リロンコだったっけ?とも戦って、また戦うのも面倒だからすぐ終わらせたら今のは無効だとか言ってきたんだろ?
そりゃ戦闘狂なのに、楽しみにしていた戦いを一瞬で片付けられたらそう言いたくもなるよな。
でも、レティの気持ちもよく分かる。
「レティが勝ったってのは分かったんだが、いつ始まったんだ?合図とかあったか?」
「光太がクオ様のことをチョロいと思っていたくらいの時に賢者が開始の合図をした。」
はぁ⁈何言っているんだよ!そんなこと断じて思っていませんから!
思い直して言葉を変えただろ!
「そんなこと思ってたの!とてもショックだよ。」
「思ってないから!頼りになるなぁ。って思ってただけだから!」
「そうなの?えへへ。じゃあ、問題ないよ。」
チョ…かわいいなぁ。
「また思った。」
「なんだよ!そんなに見てなかったこと怒ってるのか⁈謝るよ、本当にごめんなさい。だから許してくれないか?」
「私にもアーンするなら考える。どうする?」
そっちかよ!なんでそこ聞いてるんだよ!
大体、レティがクオを煽っておいて逃げたからそうなったんだろ!
と言ってもきっとレティに丸め込まれるだけなので了承するしかないのだが。
決して、決して俺がしたいからとかじゃないからな!
どれだけ羞恥に悶えることになるか。
「わかったよ。」
くっ!また俺はレティに敗北してしまった。
勝ったことなんてないけどな!いつもレティの思惑通りになっている気がする。
「えー。せっかくクオが約束取り付けたのになぁ。」
「ごめんな、クオ。レティは手強すぎるんだ。」
「そっか。その気持ち分かるよ、コータ。」
いつもレティに弄られているクオは分かってくれたようだ。
「勝った。」
涙を流す思いの俺とクオの前でピースをするレティ。
俺にはその二本指が二勝を表しているようにしか思えなかった。がくっ
あー。わかってるよ。リルもだろ?
大体こういう時は、最後にリルがモジモジと顔を赤くして自分もと言ってくる。
今もモジモジしている。
「リルもな。でも二人とも、今日のはクオが引き受けてくれるからだからクオを優遇するからな。」
「ん。わかった。」
「え、えぇ。私もそれでいいわ。」
自分から言わずに済んだからか、理解してもらえたからかホッとしているリルの表情が可愛い。
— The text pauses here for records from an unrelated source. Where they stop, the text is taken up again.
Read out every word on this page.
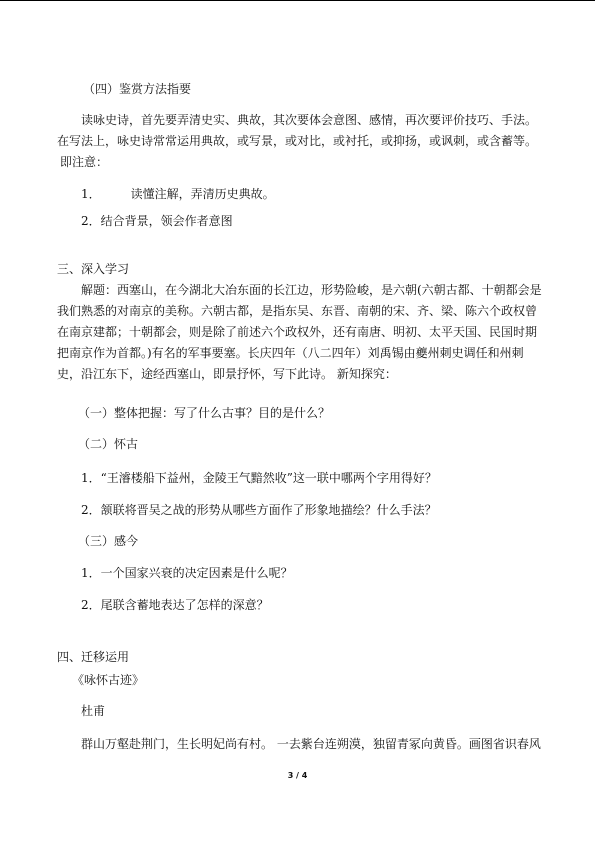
（四）鉴赏方法指要

读咏史诗，首先要弄清史实、典故，其次要体会意图、感情，再次要评价技巧、手法。

在写法上，咏史诗常常运用典故，或写景，或对比，或衬托，或抑扬，或讽刺，或含蓄等。

即注意：

1．	读懂注解，弄清历史典故。

2．结合背景，领会作者意图

三、深入学习

解题：西塞山，在今湖北大冶东面的长江边，形势险峻，是六朝(六朝古都、十朝都会是

我们熟悉的对南京的美称。六朝古都，是指东吴、东晋、南朝的宋、齐、梁、陈六个政权曾

在南京建都；十朝都会，则是除了前述六个政权外，还有南唐、明初、太平天国、民国时期

把南京作为首都。)有名的军事要塞。长庆四年（八二四年）刘禹锡由夔州刺史调任和州刺

史，沿江东下，途经西塞山，即景抒怀，写下此诗。 新知探究：

（一）整体把握：写了什么古事？目的是什么？

（二）怀古

1．“王濬楼船下益州，金陵王气黯然收”这一联中哪两个字用得好？

2．颔联将晋吴之战的形势从哪些方面作了形象地描绘？什么手法？

（三）感今

1．一个国家兴衰的决定因素是什么呢？

2．尾联含蓄地表达了怎样的深意？

四、迁移运用

《咏怀古迹》

杜甫

群山万壑赴荆门，生长明妃尚有村。 一去紫台连朔漠，独留青冢向黄昏。画图省识春风

3 / 4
この顔を見ていたら驚かせるのもやめておこうかなという気分になってくる。
まあ、やめないがな!さっきのは少々イラっときてしまったのだ。俺は小さい男である。
「おい!その言い方は私に失礼だぞ!」
「知るか!クオが引き受けてくれなかったらきっと誰も戦わなかったんだからクオに感謝しろよな。ひいてはクオになすり…頼んでやった俺にも感謝するんだな。」
いかんいかん。思わず口が滑るところだった。
まさかカルディナ先生まで罠を仕掛けてくるとは。ここには敵しかいないのか。
まあ、突発的な罰ゲーム?ご褒美?もあったが、次はクオの番だな。
俺の番も近づいてきたが誰にするか。誰を選んでも同じ気もするんだがな。残りの先生は知らない人だけだからな。